L’antifascisme semble avoir du mal à s’organiser. Comme Farrah Youssef et bon nombre d’autres militant·es queers, j’estime que seules les luttes transféministes et antiracistes pourront donner un nouvel élan à l’antifascisme. Aujourd’hui, notre camp souffre d’un manque de connaissances réelles de son ennemi, parfois défini de façon grossière. Farrah Youssef craint que le slogan devienne un simple décorum militant. Selon sa perspective, pour créer un nouveau front antifasciste, il est important de « continuer à investir nos mots d’émotions », car c’est notamment par l’émotion qu’il sera peut-être possible de donner à notre lutte un nouveau souffle. Antonio Scurati, dans son discours censuré, insiste quant à lui sur l’importance de définir les termes : « Tant que ce mot, “antifascisme”, ne sera pas prononcé par ceux qui nous gouvernent, le fantôme du fascisme continuera d’infester la maison de la démocratie. » •
Costanza Spina Journaliste et auteur·ice, iel a publié en 2023 son premier essai, Manifeste pour une démocratie déviante. Amours queers face au fascisme (éditions Trouble).
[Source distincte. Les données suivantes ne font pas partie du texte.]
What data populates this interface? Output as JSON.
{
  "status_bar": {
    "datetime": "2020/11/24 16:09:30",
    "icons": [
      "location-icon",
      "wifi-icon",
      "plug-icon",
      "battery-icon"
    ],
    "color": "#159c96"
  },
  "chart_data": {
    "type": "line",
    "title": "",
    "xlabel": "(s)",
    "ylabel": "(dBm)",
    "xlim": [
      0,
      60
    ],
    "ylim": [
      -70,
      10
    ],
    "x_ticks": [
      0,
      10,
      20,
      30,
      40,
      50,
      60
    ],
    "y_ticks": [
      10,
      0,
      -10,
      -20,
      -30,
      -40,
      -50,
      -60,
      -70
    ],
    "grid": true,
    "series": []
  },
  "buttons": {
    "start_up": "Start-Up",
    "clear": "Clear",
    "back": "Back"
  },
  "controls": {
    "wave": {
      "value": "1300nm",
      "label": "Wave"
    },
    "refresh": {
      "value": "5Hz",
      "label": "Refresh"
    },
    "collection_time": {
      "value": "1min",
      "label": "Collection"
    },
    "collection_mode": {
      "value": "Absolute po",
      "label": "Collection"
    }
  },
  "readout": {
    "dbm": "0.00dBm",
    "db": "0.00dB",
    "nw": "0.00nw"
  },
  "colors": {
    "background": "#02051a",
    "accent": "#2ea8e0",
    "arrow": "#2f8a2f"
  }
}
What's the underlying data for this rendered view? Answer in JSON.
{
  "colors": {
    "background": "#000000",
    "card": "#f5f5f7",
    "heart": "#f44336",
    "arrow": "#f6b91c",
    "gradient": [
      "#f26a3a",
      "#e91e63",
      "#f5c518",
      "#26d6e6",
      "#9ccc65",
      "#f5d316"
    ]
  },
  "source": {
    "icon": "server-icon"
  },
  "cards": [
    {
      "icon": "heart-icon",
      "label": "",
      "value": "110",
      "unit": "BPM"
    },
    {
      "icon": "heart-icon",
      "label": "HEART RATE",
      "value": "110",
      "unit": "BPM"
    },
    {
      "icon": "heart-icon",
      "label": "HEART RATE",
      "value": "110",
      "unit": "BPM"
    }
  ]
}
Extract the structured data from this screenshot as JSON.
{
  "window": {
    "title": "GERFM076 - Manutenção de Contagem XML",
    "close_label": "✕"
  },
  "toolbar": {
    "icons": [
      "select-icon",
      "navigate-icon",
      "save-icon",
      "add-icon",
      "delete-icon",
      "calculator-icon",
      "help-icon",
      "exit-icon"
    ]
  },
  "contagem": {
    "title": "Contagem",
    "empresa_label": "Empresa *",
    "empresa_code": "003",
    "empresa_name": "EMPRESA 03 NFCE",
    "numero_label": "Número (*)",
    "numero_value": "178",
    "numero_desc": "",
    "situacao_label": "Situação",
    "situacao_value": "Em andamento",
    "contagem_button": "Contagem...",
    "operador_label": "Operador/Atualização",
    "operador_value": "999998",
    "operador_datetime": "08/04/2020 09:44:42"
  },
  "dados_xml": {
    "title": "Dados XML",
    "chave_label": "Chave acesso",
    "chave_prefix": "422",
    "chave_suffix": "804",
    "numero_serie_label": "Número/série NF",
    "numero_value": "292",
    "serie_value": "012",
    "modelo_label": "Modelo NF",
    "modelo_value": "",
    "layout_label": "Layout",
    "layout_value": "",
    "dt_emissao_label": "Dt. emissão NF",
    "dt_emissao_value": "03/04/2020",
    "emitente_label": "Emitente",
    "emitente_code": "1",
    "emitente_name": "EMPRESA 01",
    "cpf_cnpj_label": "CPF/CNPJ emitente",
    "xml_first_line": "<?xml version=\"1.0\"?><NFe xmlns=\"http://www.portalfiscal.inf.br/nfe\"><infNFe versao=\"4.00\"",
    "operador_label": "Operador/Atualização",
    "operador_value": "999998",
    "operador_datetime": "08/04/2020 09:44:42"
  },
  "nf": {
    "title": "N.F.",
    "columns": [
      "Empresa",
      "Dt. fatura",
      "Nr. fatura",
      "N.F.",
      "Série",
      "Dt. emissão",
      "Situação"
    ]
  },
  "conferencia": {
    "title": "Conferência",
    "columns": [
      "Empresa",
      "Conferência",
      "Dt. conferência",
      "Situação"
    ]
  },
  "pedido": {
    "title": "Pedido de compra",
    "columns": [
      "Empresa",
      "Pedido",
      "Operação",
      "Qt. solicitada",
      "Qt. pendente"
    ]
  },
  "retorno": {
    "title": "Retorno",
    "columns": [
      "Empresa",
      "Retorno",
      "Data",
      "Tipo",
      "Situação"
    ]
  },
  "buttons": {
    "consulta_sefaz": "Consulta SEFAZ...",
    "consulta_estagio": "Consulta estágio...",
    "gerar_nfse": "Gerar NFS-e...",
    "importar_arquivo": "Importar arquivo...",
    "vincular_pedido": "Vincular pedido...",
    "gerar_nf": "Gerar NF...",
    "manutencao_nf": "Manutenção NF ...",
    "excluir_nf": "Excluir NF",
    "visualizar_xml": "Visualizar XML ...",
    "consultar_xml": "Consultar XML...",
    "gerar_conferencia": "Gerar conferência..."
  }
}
Hélène Aldeguer Autrice de bande dessinée et illustratrice, elle s’intéresse aux luttes d’émancipation et aux mouvements antiracistes et anti-
impérialistes. Elle travaille actuellement à l’adaptation en BD des mémoires d’Emma Goldman, à paraître en 2025 aux éditions Futuropolis.
(1) Le 25 avril est la date choisie en Italie pour célébrer la fin de l’occupation nazie du pays et du régime fasciste instauré par Mussolini en 1945. Ce jour de la Libération est un jour férié.
(2) Frères d’Italie est un parti d’extrême droite dirigé par Giorgia Meloni depuis 2014. Il est arrivé en tête des élections législatives de 2022 et des européennes de 2024.
(3) Traduction : « Nous sommes tous antifascistes ! » C’est ici la formulation originale du slogan, énoncée au masculin dit « générique » – en italien, le i final est la marque du masculin pluriel, tandis que le e est la marque du féminin pluriel.
(4) Pauline Petit, « Croce contre Gentile, l’antifascisme à coups de manifestes », France Culture, 20 juillet 2023.
(5) Étude des causes des différences économiques et sociales en Italie, entre le Nord, industrialisé, et le Sud, paupérisé.
(6) Concept du philosophe Achille Mbembe, la nécropolitique est une stratégie politique qui impose la mort physique ou sociale de certaines populations.